20. The composition of claim 19 wherein the at least two therapeutic agents possess different heparin binding affinities.

21. The composition of claim 16, wherein the one or more therapeutic agents comprise a transduction domain.

22. The composition of claim 1 wherein the plurality of PB polypeptides comprise PB polypeptides that elute from a heparin affinity column at an NaCl concentrations of 150 mM or more.

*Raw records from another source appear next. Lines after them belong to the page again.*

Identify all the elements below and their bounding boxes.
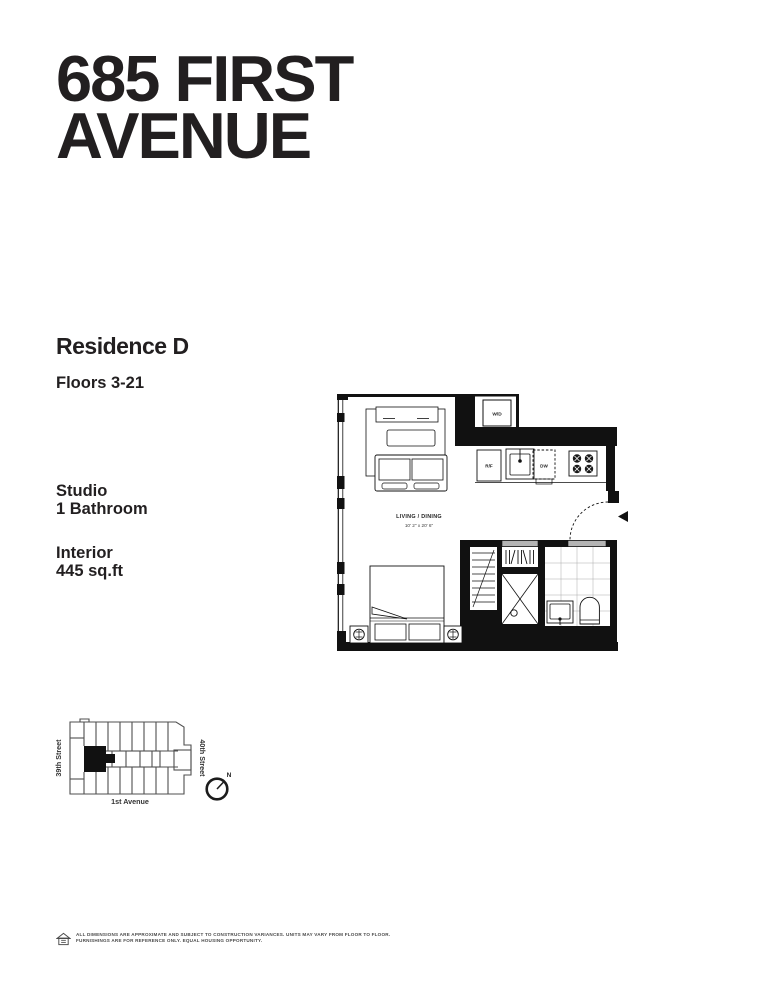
sofa-icon [375,455,447,491]
bed-icon [370,566,444,643]
bathroom-floor [545,547,610,626]
street-left-label: 39th Street [54,739,63,777]
kitchen-sink-icon [506,449,534,479]
disclaimer-line2: FURNISHINGS ARE FOR REFERENCE ONLY. EQUAL HOUSING OPPORTUNITY. [76,938,263,944]
washer-dryer-label: W/D [492,412,502,418]
hanging-closet [502,547,538,567]
interior-label: Interior [56,544,113,562]
interior-area: 445 sq.ft [56,561,123,580]
shower-icon [502,574,538,624]
interior-block [56,545,123,580]
room-dimensions: 10' 2" x 20' 6" [404,523,434,528]
coffee-table [387,430,435,446]
stove-icon [569,451,597,476]
highlighted-unit [84,746,115,772]
compass-north-label: N [226,772,232,779]
bathroom-sink-icon [547,601,573,625]
disclaimer-line1: ALL DIMENSIONS ARE APPROXIMATE AND SUBJECT TO CONSTRUCTION VARIANCES. UNITS MAY VARY FROM FLOOR TO FLOOR. [76,932,391,937]
linen-closet [470,547,497,610]
floor-outlet-right-icon [444,626,462,643]
unit-bathrooms: 1 Bathroom [56,499,148,518]
unit-type: Studio [56,482,108,500]
sofa-group [366,407,447,491]
street-right-label: 40th Street [198,739,207,777]
residence-name: Residence D [56,333,189,359]
floor-range: Floors 3-21 [56,374,145,392]
disclaimer [56,932,390,946]
avenue-label: 1st Avenue [111,797,149,806]
refrigerator-label: R/F [485,463,493,469]
window-wall [337,396,345,642]
room-label: LIVING / DINING [396,514,442,520]
entry-arrow-icon [618,511,628,522]
building-title-line1: 685 FIRST [56,42,353,115]
floor-outlet-left-icon [350,626,368,643]
compass-icon [207,779,228,800]
dishwasher-label: DW [540,463,548,469]
key-plan [50,705,250,810]
floor-plan [337,394,630,652]
unit-type-block [56,483,148,518]
building-title-line2: AVENUE [56,99,311,172]
toilet-icon [580,597,599,624]
console-table [376,407,438,422]
equal-housing-icon [56,932,71,946]
building-title [56,42,353,172]
entry-door-swing [570,502,608,540]
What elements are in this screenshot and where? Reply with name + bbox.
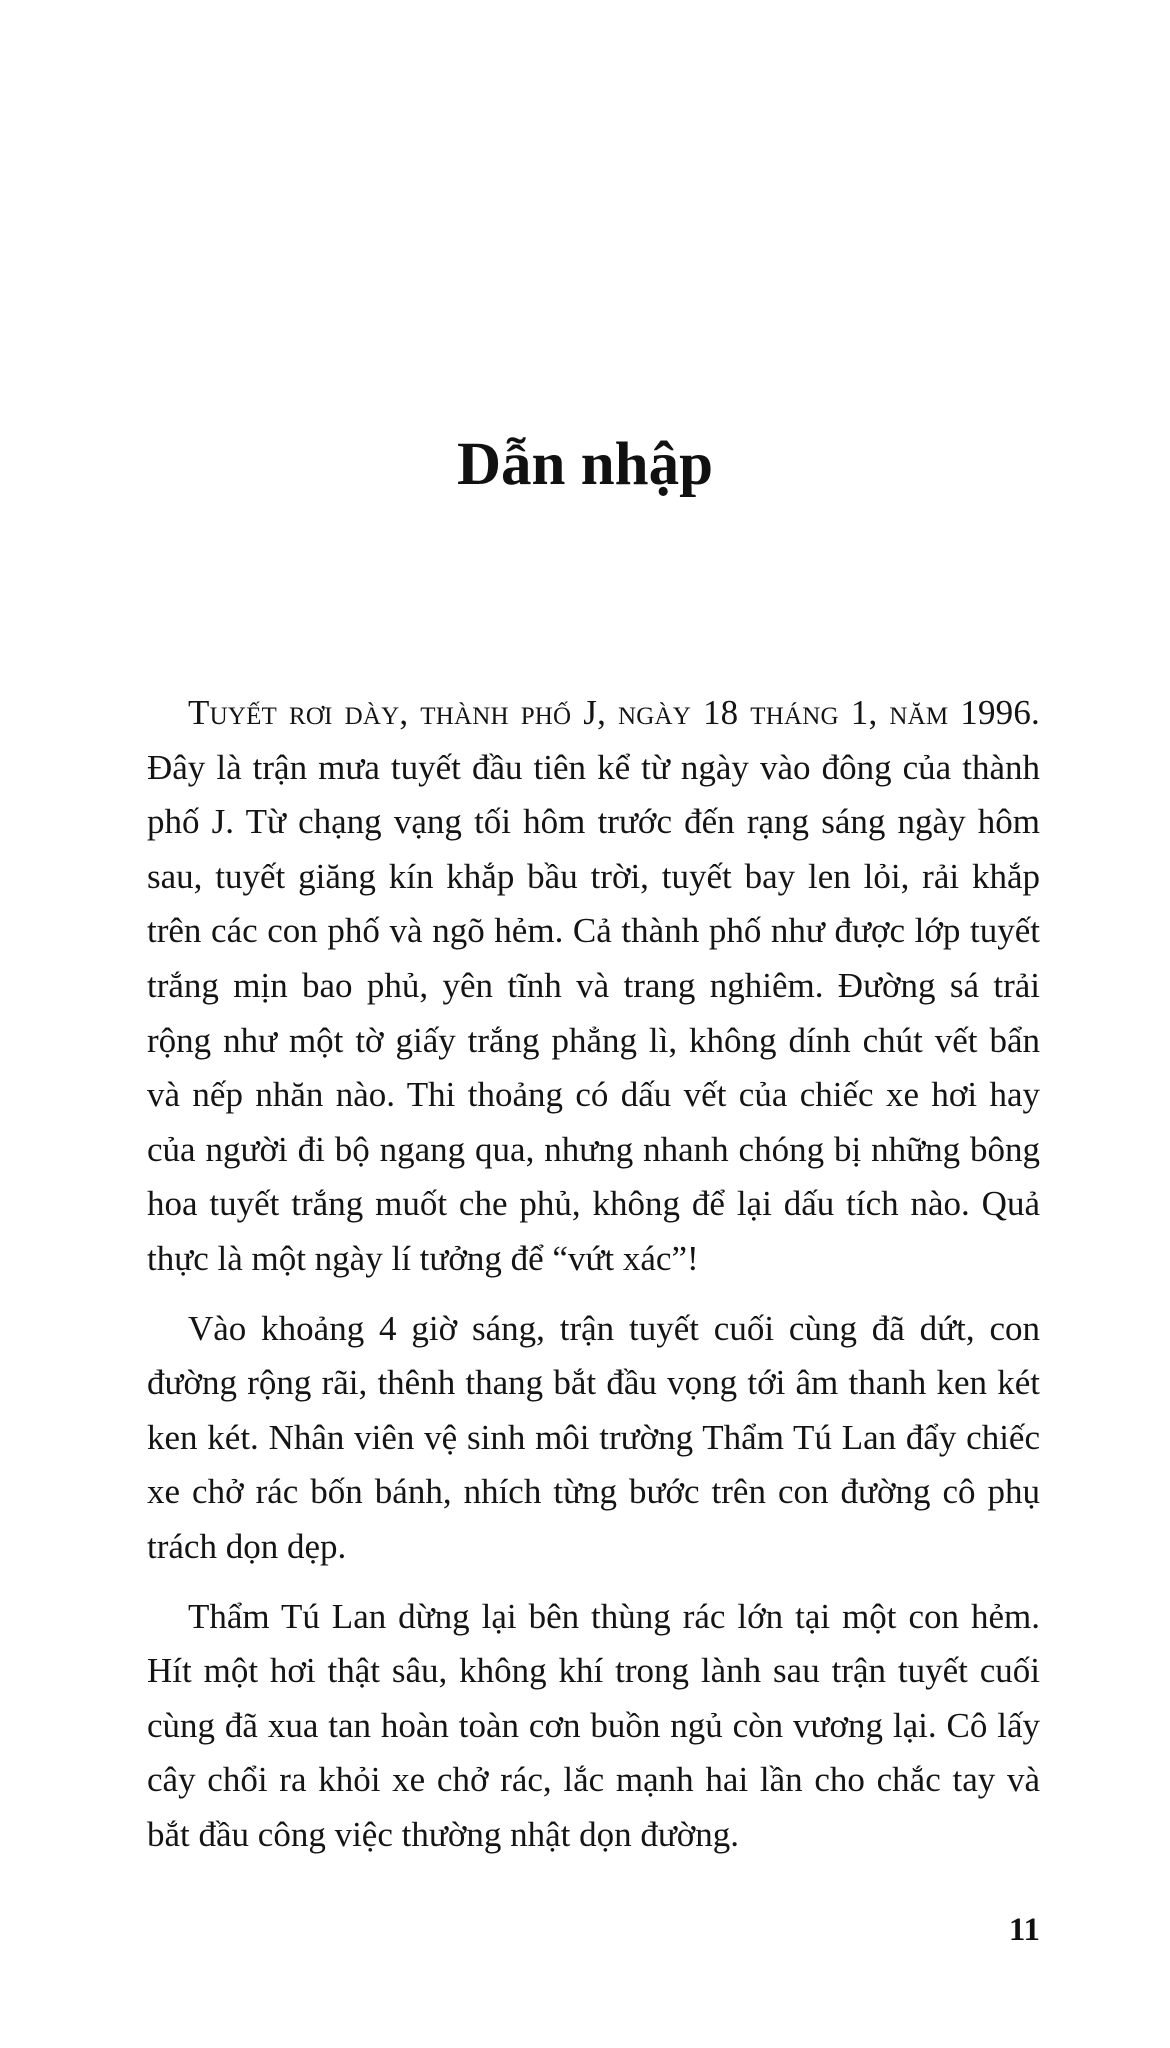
dateline: Tuyết rơi dày, thành phố J, ngày 18 tháng 1, năm 1996. — [188, 693, 1040, 732]
chapter-title: Dẫn nhập — [456, 431, 713, 498]
paragraph-1-text: Đây là trận mưa tuyết đầu tiên kể từ ngày vào đông của thành phố J. Từ chạng vạng tối hôm trước đến rạng sáng ngày hôm sau, tuyết giăng kín khắp bầu trời, tuyết bay len lỏi, rải khắp trên các con phố và ngõ hẻm. Cả thành phố như được lớp tuyết trắng mịn bao phủ, yên tĩnh và trang nghiêm. Đường sá trải rộng như một tờ giấy trắng phẳng lì, không dính chút vết bẩn và nếp nhăn nào. Thi thoảng có dấu vết của chiếc xe hơi hay của người đi bộ ngang qua, nhưng nhanh chóng bị những bông hoa tuyết trắng muốt che phủ, không để lại dấu tích nào. Quả thực là một ngày lí tưởng để “vứt xác”! — [147, 747, 1040, 1278]
body-text — [147, 686, 1040, 1862]
paragraph-3: Thẩm Tú Lan dừng lại bên thùng rác lớn tại một con hẻm. Hít một hơi thật sâu, không khí trong lành sau trận tuyết cuối cùng đã xua tan hoàn toàn cơn buồn ngủ còn vương lại. Cô lấy cây chổi ra khỏi xe chở rác, lắc mạnh hai lần cho chắc tay và bắt đầu công việc thường nhật dọn đường. — [147, 1596, 1040, 1854]
paragraph-2: Vào khoảng 4 giờ sáng, trận tuyết cuối cùng đã dứt, con đường rộng rãi, thênh thang bắt đầu vọng tới âm thanh ken két ken két. Nhân viên vệ sinh môi trường Thẩm Tú Lan đẩy chiếc xe chở rác bốn bánh, nhích từng bước trên con đường cô phụ trách dọn dẹp. — [147, 1308, 1040, 1566]
paragraph-1 — [147, 686, 1040, 1287]
page-number: 11 — [1008, 1912, 1040, 1948]
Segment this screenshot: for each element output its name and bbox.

23. The composition of claim 16 wherein the one or more therapeutic agents comprise PB polypeptides that elute from a heparin affinity column at a NaCl concentrations of 150 mM or more.

24. A method for drug delivery, comprising administering one or more therapeutic agents to a patient in need thereof, wherein the therapeutic agent is delivered by using the composition of claim 1.

25. A method for making a composition, comprising:

a) covalently linking a polymer to a PB polypeptide under conditions that inhibit crosslinking of the polymer by the PB polypeptide; and

b) contacting the polymer-PB polypeptide complex with negatively charged polysaccharides under conditions that permit non-covalent interaction between the PB polypeptide and the negatively charged polysaccharides.

26. The method of claim 25 further comprising contacting the composition with one or more therapeutic agents of interest, whereby the one or more therapeutic agents of interest non-covalently interact with the negatively charged polysaccharides, or covalently bind to the polymer, and are sequestered in the composition.

27. A method for drug delivery, comprising delivering therapeutics that elute from a heparin affinity column at an NaCl concentrations of 150 mM or more from a drug delivery device that comprises a polymer, a PB polypeptide covalently bound to the polymer, and a negatively charged polysaccharide bound to the PB polypeptide.